Jessica Sypher said the two girls and a family friend were sent to hospital in critical condition after a carbon-monoxide leak at her home in Saint John, N.B. on Friday night.

Sypher, 21, said she and her mother had left her four-year-old daughter and 11-year-old sister with friend Kenneth Naves, whom the children call “papa.”

Sypher said they returned home, and having left her key inside, she knocked on the door for Naves to let her in.

When there was no answer, she said she knocked again, louder, and peered through the window to see the 53-yearold man stumbling in the stairway.

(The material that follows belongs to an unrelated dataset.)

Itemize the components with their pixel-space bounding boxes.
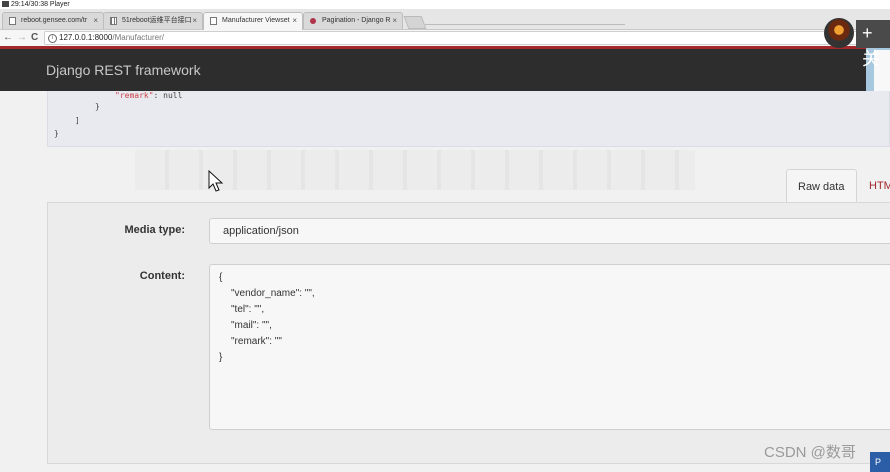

“He was kind of shaken, and he said: ‘I don’t know what to do,’ ” Sypher said in an interview on Monday. “I thought he was going to faint, so I told him to sit down … and it almost looked like he was choking to death.”

Panicked, Sypher said she called 911 as she and her mother tried to kick down the doors.

Having heard them screaming, her neighbour came down to deliver the decisive blows, she said, and they burst into their home to find both girls unconsciou­s.

She said she grabbed her daughter off the couch and ran out of the house, while emergency workers arrived on scene to rescue Naves and her sister.

About 30 residents were escorted from the complex, said a platoon chief with the Saint John fire department. Authoritie­s were so concerned about the carbon-monoxide levels that two of Sypher’s neighbours were sent to a local hospital for evaluation, but were later released.

Sypher said her loved ones were rushed to a Saint John hospital in critical condition and later airlifted to a Halifax hospital, where they were treated in hyperbaric chambers to replenish their oxygen levels.

They were released from hospital on Sunday and returned to Saint John, and while Sypher is grateful that everyone seems to be fine, she said she can’t seem to shake the lingering feeling of danger inside her home.